Before you know where you are, our confidence trickster has turned into a consciousness raiser, sensitively explaining the syndrome whereby fathers work off their own humiliations on their children and insisting that Adelaide assert herself. The man who had declared earlier that "whoever says women should have the vote wants his head testing" is now exposed as a bit of a closet proto-feminist.
You wait for the revelations about what it is in his own psychological background that gives him this fellow feeling with Adelaide, creating a conflict in him between his professional and his finer instincts. These eventually come, but not before further implausible manipulations of the material.
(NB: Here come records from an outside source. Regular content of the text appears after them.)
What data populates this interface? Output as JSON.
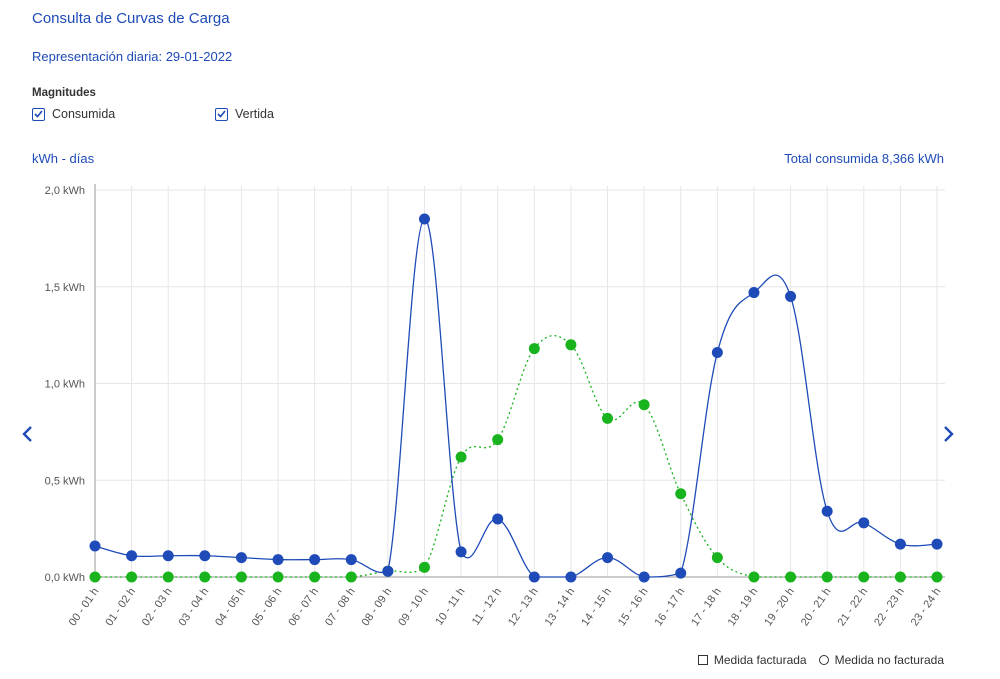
{
  "header": {
    "title": "Consulta de Curvas de Carga",
    "subtitle": "Representación diaria: 29-01-2022"
  },
  "magnitudes": {
    "label": "Magnitudes",
    "options": [
      {
        "label": "Consumida",
        "checked": true
      },
      {
        "label": "Vertida",
        "checked": true
      }
    ]
  },
  "units_label": "kWh - días",
  "total_label": "Total consumida  8,366 kWh",
  "legend": {
    "facturada": "Medida facturada",
    "no_facturada": "Medida no facturada"
  },
  "colors": {
    "accent": "#1f4bb8",
    "consumida": "#1f4bb8",
    "vertida": "#18b31d",
    "grid": "#e6e6e6"
  },
  "icons": {
    "prev": "chevron-left-icon",
    "next": "chevron-right-icon",
    "check": "checkmark-icon"
  },
  "chart_data": {
    "type": "line",
    "ylim": [
      0,
      2
    ],
    "yticks": [
      "0,0 kWh",
      "0,5 kWh",
      "1,0 kWh",
      "1,5 kWh",
      "2,0 kWh"
    ],
    "ytick_values": [
      0,
      0.5,
      1.0,
      1.5,
      2.0
    ],
    "categories": [
      "00 - 01 h",
      "01 - 02 h",
      "02 - 03 h",
      "03 - 04 h",
      "04 - 05 h",
      "05 - 06 h",
      "06 - 07 h",
      "07 - 08 h",
      "08 - 09 h",
      "09 - 10 h",
      "10 - 11 h",
      "11 - 12 h",
      "12 - 13 h",
      "13 - 14 h",
      "14 - 15 h",
      "15 - 16 h",
      "16 - 17 h",
      "17 - 18 h",
      "18 - 19 h",
      "19 - 20 h",
      "20 - 21 h",
      "21 - 22 h",
      "22 - 23 h",
      "23 - 24 h"
    ],
    "series": [
      {
        "key": "consumida",
        "values": [
          0.16,
          0.11,
          0.11,
          0.11,
          0.1,
          0.09,
          0.09,
          0.09,
          0.03,
          1.85,
          0.13,
          0.3,
          0.0,
          0.0,
          0.1,
          0.0,
          0.02,
          1.16,
          1.47,
          1.45,
          0.34,
          0.28,
          0.17,
          0.17
        ]
      },
      {
        "key": "vertida",
        "values": [
          0,
          0,
          0,
          0,
          0,
          0,
          0,
          0,
          0.03,
          0.05,
          0.62,
          0.71,
          1.18,
          1.2,
          0.82,
          0.89,
          0.43,
          0.1,
          0,
          0,
          0,
          0,
          0,
          0
        ]
      }
    ],
    "grid": true
  }
}
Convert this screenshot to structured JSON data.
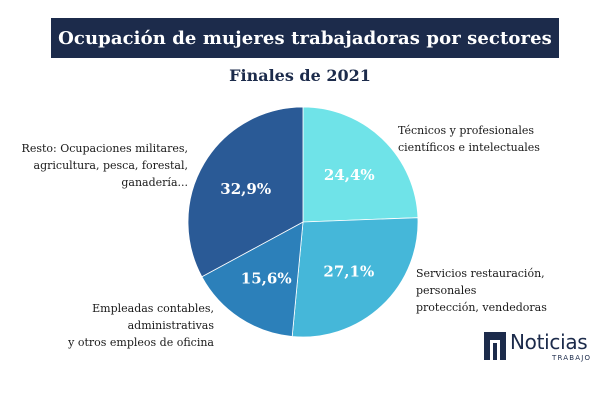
{
  "header": {
    "title": "Ocupación de mujeres trabajadoras por sectores",
    "subtitle": "Finales de 2021"
  },
  "chart_data": {
    "type": "pie",
    "title": "Ocupación de mujeres trabajadoras por sectores",
    "subtitle": "Finales de 2021",
    "slices": [
      {
        "name": "Técnicos y profesionales científicos e intelectuales",
        "value": 24.4,
        "label": "24,4%",
        "color": "#6fe3e8"
      },
      {
        "name": "Servicios restauración, personales protección, vendedoras",
        "value": 27.1,
        "label": "27,1%",
        "color": "#45b7d9"
      },
      {
        "name": "Empleadas contables, administrativas y otros empleos de oficina",
        "value": 15.6,
        "label": "15,6%",
        "color": "#2c80ba"
      },
      {
        "name": "Resto: Ocupaciones militares, agricultura, pesca, forestal, ganadería...",
        "value": 32.9,
        "label": "32,9%",
        "color": "#2a5a96"
      }
    ],
    "start_angle": "top, clockwise"
  },
  "labels": {
    "tecnicos": [
      "Técnicos y profesionales",
      "científicos e intelectuales"
    ],
    "servicios": [
      "Servicios restauración, personales",
      "protección, vendedoras"
    ],
    "empleadas": [
      "Empleadas contables, administrativas",
      "y otros empleos de oficina"
    ],
    "resto": [
      "Resto: Ocupaciones militares,",
      "agricultura, pesca, forestal,",
      "ganadería..."
    ]
  },
  "logo": {
    "word": "Noticias",
    "sub": "TRABAJO",
    "color": "#1c2b4b"
  }
}
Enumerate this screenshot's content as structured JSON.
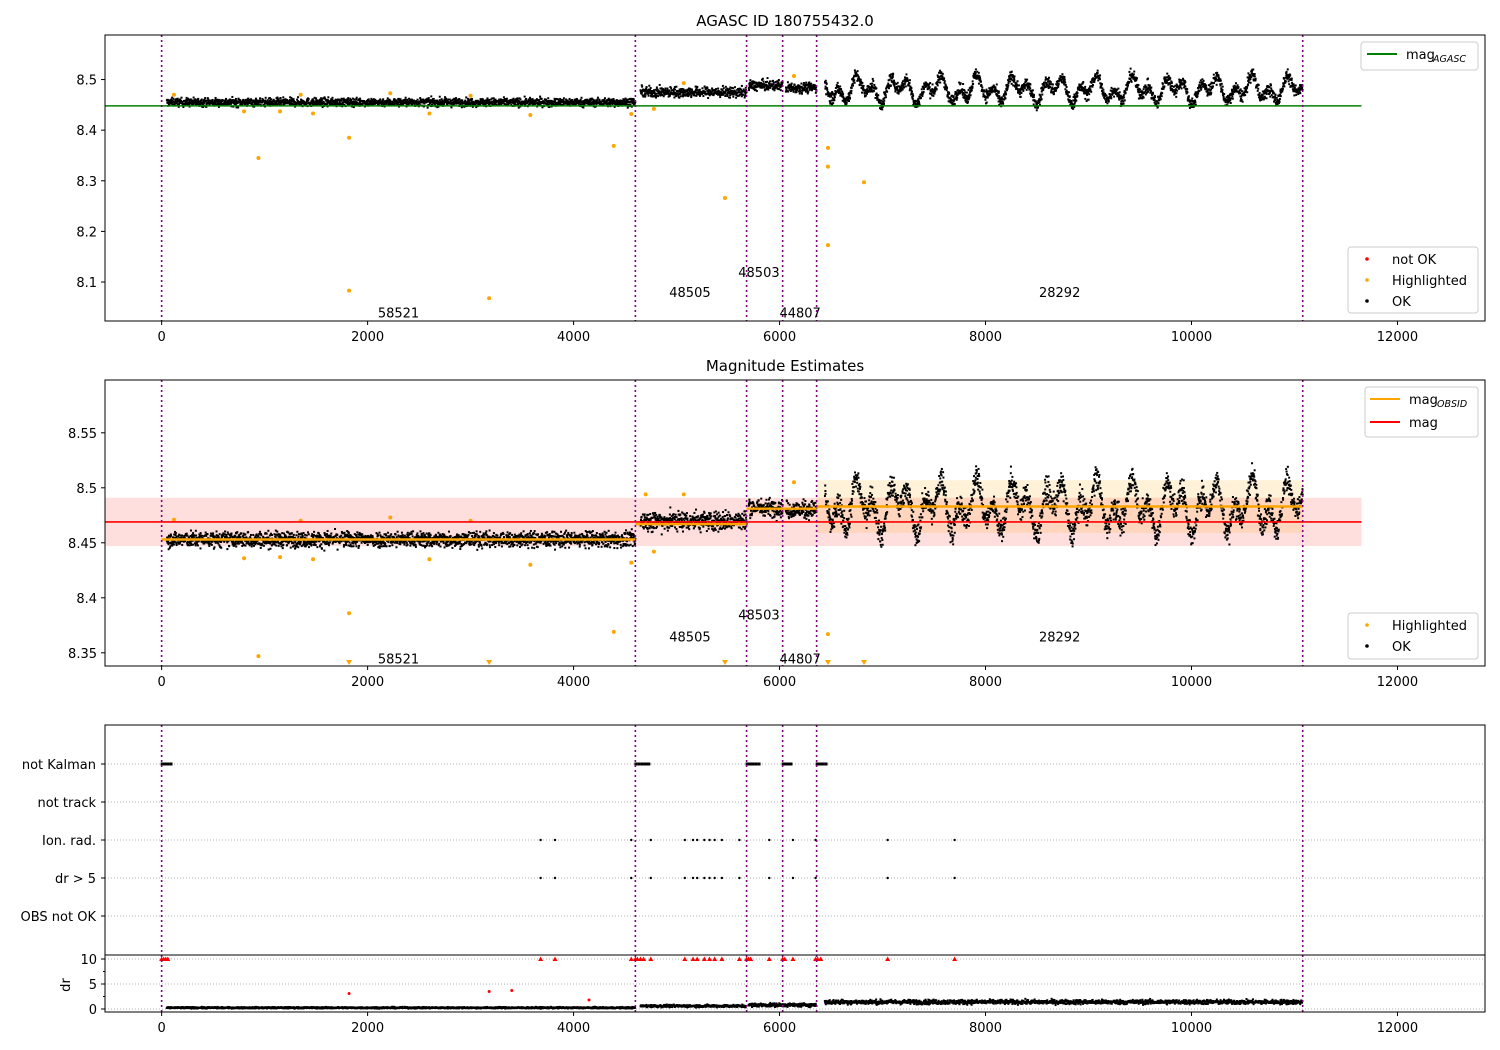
{
  "chart_data": [
    {
      "type": "scatter",
      "title": "AGASC ID 180755432.0",
      "xlim": [
        -550,
        12850
      ],
      "ylim": [
        8.023,
        8.588
      ],
      "xticks": [
        0,
        2000,
        4000,
        6000,
        8000,
        10000,
        12000
      ],
      "yticks": [
        8.1,
        8.2,
        8.3,
        8.4,
        8.5
      ],
      "vlines": [
        0,
        4600,
        5680,
        6030,
        6360,
        11080
      ],
      "reference_lines": [
        {
          "name": "mag_AGASC",
          "value": 8.448,
          "x": [
            -550,
            11650
          ],
          "color": "#008000"
        }
      ],
      "obsid_labels": [
        {
          "text": "58521",
          "x": 2300,
          "y": 8.04
        },
        {
          "text": "48505",
          "x": 5130,
          "y": 8.08
        },
        {
          "text": "48503",
          "x": 5800,
          "y": 8.12
        },
        {
          "text": "44807",
          "x": 6200,
          "y": 8.04
        },
        {
          "text": "28292",
          "x": 8720,
          "y": 8.08
        }
      ],
      "ok_segments": [
        {
          "x": [
            50,
            4600
          ],
          "mean": 8.455,
          "noise": 0.008,
          "osc": 0
        },
        {
          "x": [
            4650,
            5680
          ],
          "mean": 8.475,
          "noise": 0.01,
          "osc": 0
        },
        {
          "x": [
            5700,
            6030
          ],
          "mean": 8.488,
          "noise": 0.01,
          "osc": 0
        },
        {
          "x": [
            6060,
            6360
          ],
          "mean": 8.484,
          "noise": 0.01,
          "osc": 0
        },
        {
          "x": [
            6440,
            11080
          ],
          "mean": 8.48,
          "noise": 0.012,
          "osc": 0.03
        }
      ],
      "highlighted": [
        {
          "x": 940,
          "y": 8.345
        },
        {
          "x": 1820,
          "y": 8.385
        },
        {
          "x": 1820,
          "y": 8.083
        },
        {
          "x": 3180,
          "y": 8.068
        },
        {
          "x": 4390,
          "y": 8.369
        },
        {
          "x": 5470,
          "y": 8.266
        },
        {
          "x": 6470,
          "y": 8.365
        },
        {
          "x": 6470,
          "y": 8.328
        },
        {
          "x": 6470,
          "y": 8.173
        },
        {
          "x": 6820,
          "y": 8.297
        },
        {
          "x": 800,
          "y": 8.437
        },
        {
          "x": 1150,
          "y": 8.437
        },
        {
          "x": 1470,
          "y": 8.433
        },
        {
          "x": 2220,
          "y": 8.473
        },
        {
          "x": 2600,
          "y": 8.433
        },
        {
          "x": 3000,
          "y": 8.468
        },
        {
          "x": 3580,
          "y": 8.43
        },
        {
          "x": 4560,
          "y": 8.432
        },
        {
          "x": 4780,
          "y": 8.442
        },
        {
          "x": 5070,
          "y": 8.493
        },
        {
          "x": 6140,
          "y": 8.507
        },
        {
          "x": 120,
          "y": 8.47
        },
        {
          "x": 1350,
          "y": 8.47
        }
      ],
      "legend_top": {
        "position": "upper right",
        "entries": [
          {
            "label": "mag",
            "sub": "AGASC",
            "color": "#008000"
          }
        ]
      },
      "legend_bottom": {
        "position": "lower right",
        "entries": [
          {
            "label": "not OK",
            "color": "#ff0000"
          },
          {
            "label": "Highlighted",
            "color": "#ffa500"
          },
          {
            "label": "OK",
            "color": "#000000"
          }
        ]
      }
    },
    {
      "type": "scatter",
      "title": "Magnitude Estimates",
      "xlim": [
        -550,
        12850
      ],
      "ylim": [
        8.338,
        8.598
      ],
      "xticks": [
        0,
        2000,
        4000,
        6000,
        8000,
        10000,
        12000
      ],
      "yticks": [
        8.35,
        8.4,
        8.45,
        8.5,
        8.55
      ],
      "vlines": [
        0,
        4600,
        5680,
        6030,
        6360,
        11080
      ],
      "mag_line": {
        "name": "mag",
        "value": 8.469,
        "band": [
          8.447,
          8.491
        ],
        "x": [
          -550,
          11650
        ],
        "color": "#ff0000"
      },
      "obsid_mags": [
        {
          "x": [
            0,
            4600
          ],
          "value": 8.453,
          "band": [
            8.451,
            8.455
          ]
        },
        {
          "x": [
            4600,
            5680
          ],
          "value": 8.467,
          "band": [
            8.464,
            8.47
          ]
        },
        {
          "x": [
            5680,
            6030
          ],
          "value": 8.481,
          "band": [
            8.476,
            8.486
          ]
        },
        {
          "x": [
            6030,
            6360
          ],
          "value": 8.481,
          "band": [
            8.477,
            8.485
          ]
        },
        {
          "x": [
            6360,
            11080
          ],
          "value": 8.483,
          "band": [
            8.459,
            8.507
          ]
        }
      ],
      "obsid_labels": [
        {
          "text": "58521",
          "x": 2300,
          "y": 8.345
        },
        {
          "text": "48505",
          "x": 5130,
          "y": 8.365
        },
        {
          "text": "48503",
          "x": 5800,
          "y": 8.385
        },
        {
          "text": "44807",
          "x": 6200,
          "y": 8.345
        },
        {
          "text": "28292",
          "x": 8720,
          "y": 8.365
        }
      ],
      "ok_segments": [
        {
          "x": [
            50,
            4600
          ],
          "mean": 8.453,
          "noise": 0.007,
          "osc": 0
        },
        {
          "x": [
            4650,
            5680
          ],
          "mean": 8.47,
          "noise": 0.009,
          "osc": 0
        },
        {
          "x": [
            5700,
            6030
          ],
          "mean": 8.482,
          "noise": 0.008,
          "osc": 0
        },
        {
          "x": [
            6060,
            6360
          ],
          "mean": 8.48,
          "noise": 0.008,
          "osc": 0
        },
        {
          "x": [
            6440,
            11080
          ],
          "mean": 8.483,
          "noise": 0.011,
          "osc": 0.028
        }
      ],
      "highlighted": [
        {
          "x": 940,
          "y": 8.347
        },
        {
          "x": 1820,
          "y": 8.386
        },
        {
          "x": 4390,
          "y": 8.369
        },
        {
          "x": 6470,
          "y": 8.367
        },
        {
          "x": 800,
          "y": 8.436
        },
        {
          "x": 1150,
          "y": 8.437
        },
        {
          "x": 1470,
          "y": 8.435
        },
        {
          "x": 2220,
          "y": 8.473
        },
        {
          "x": 2600,
          "y": 8.435
        },
        {
          "x": 3000,
          "y": 8.47
        },
        {
          "x": 3580,
          "y": 8.43
        },
        {
          "x": 4560,
          "y": 8.432
        },
        {
          "x": 4780,
          "y": 8.442
        },
        {
          "x": 5070,
          "y": 8.494
        },
        {
          "x": 6140,
          "y": 8.505
        },
        {
          "x": 120,
          "y": 8.471
        },
        {
          "x": 1350,
          "y": 8.47
        },
        {
          "x": 4700,
          "y": 8.494
        }
      ],
      "below_range_markers": [
        1820,
        3180,
        5470,
        6470,
        6820
      ],
      "legend_top": {
        "position": "upper right",
        "entries": [
          {
            "label": "mag",
            "sub": "OBSID",
            "color": "#ffa500"
          },
          {
            "label": "mag",
            "sub": "",
            "color": "#ff0000"
          }
        ]
      },
      "legend_bottom": {
        "position": "lower right",
        "entries": [
          {
            "label": "Highlighted",
            "color": "#ffa500"
          },
          {
            "label": "OK",
            "color": "#000000"
          }
        ]
      }
    },
    {
      "type": "scatter",
      "title": "",
      "xlim": [
        -550,
        12850
      ],
      "xticks": [
        0,
        2000,
        4000,
        6000,
        8000,
        10000,
        12000
      ],
      "vlines": [
        0,
        4600,
        5680,
        6030,
        6360,
        11080
      ],
      "flags": [
        {
          "label": "not Kalman",
          "x": [
            0,
            30,
            60,
            4600,
            4630,
            4660,
            4700,
            5680,
            5710,
            5740,
            5770,
            6030,
            6060,
            6080,
            6360,
            6390,
            6420
          ]
        },
        {
          "label": "not track",
          "x": []
        },
        {
          "label": "Ion. rad.",
          "x": [
            3680,
            3820,
            4560,
            4750,
            5080,
            5160,
            5200,
            5270,
            5320,
            5370,
            5440,
            5610,
            5900,
            6130,
            6350,
            7050,
            7700
          ]
        },
        {
          "label": "dr > 5",
          "x": [
            3680,
            3820,
            4560,
            4750,
            5080,
            5160,
            5200,
            5270,
            5320,
            5370,
            5440,
            5610,
            5900,
            6130,
            6350,
            7050,
            7700
          ]
        },
        {
          "label": "OBS not OK",
          "x": []
        }
      ],
      "dr": {
        "ylabel": "dr",
        "ylim": [
          -0.6,
          10.8
        ],
        "yticks": [
          0,
          5,
          10
        ],
        "clipped_value": 10,
        "clipped_x": [
          0,
          20,
          40,
          60,
          3680,
          3820,
          4560,
          4600,
          4620,
          4650,
          4680,
          4750,
          5080,
          5160,
          5200,
          5270,
          5320,
          5370,
          5440,
          5610,
          5680,
          5700,
          5720,
          5900,
          6030,
          6050,
          6130,
          6350,
          6370,
          6400,
          7050,
          7700
        ],
        "outliers": [
          {
            "x": 1820,
            "y": 3.1
          },
          {
            "x": 3180,
            "y": 3.5
          },
          {
            "x": 3400,
            "y": 3.7
          },
          {
            "x": 4150,
            "y": 1.8
          }
        ],
        "ok_segments": [
          {
            "x": [
              50,
              4600
            ],
            "mean": 0.25,
            "noise": 0.15
          },
          {
            "x": [
              4650,
              5680
            ],
            "mean": 0.6,
            "noise": 0.25
          },
          {
            "x": [
              5700,
              6360
            ],
            "mean": 0.8,
            "noise": 0.35
          },
          {
            "x": [
              6440,
              11080
            ],
            "mean": 1.4,
            "noise": 0.45
          }
        ]
      }
    }
  ]
}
Deducing Love's duplicity and intuiting that she might make a better man of him if his blarnying skills could be directed towards non-criminal ends, Adelaide switches, in a flash, to a woman with dreams of a Mayfair millinery empire. Offered a partnership that will combine her design flair and capital with his business savvy, Love declares, "I didn't know I'd married an entrepreneur." Neither did we.
Ms Penhaligon manages to give a genuinely touching performance, despite the fact that both her character and the play fail to add up properly. Called on in the second act to show us the damaged little boy inside the adult smoothie, the likeable Mr Nicholas is more wooden than wounded but the script does him no favours at this point. Bob Tomson's production is undeniably involving, though you always have the rather shamed sensation that your emotions are being toyed with rather than honourably exercised. Certainly, the last-minute twist suggests that where playing fast and loose with feelings is concerned, this play has nothing to learn from its hero.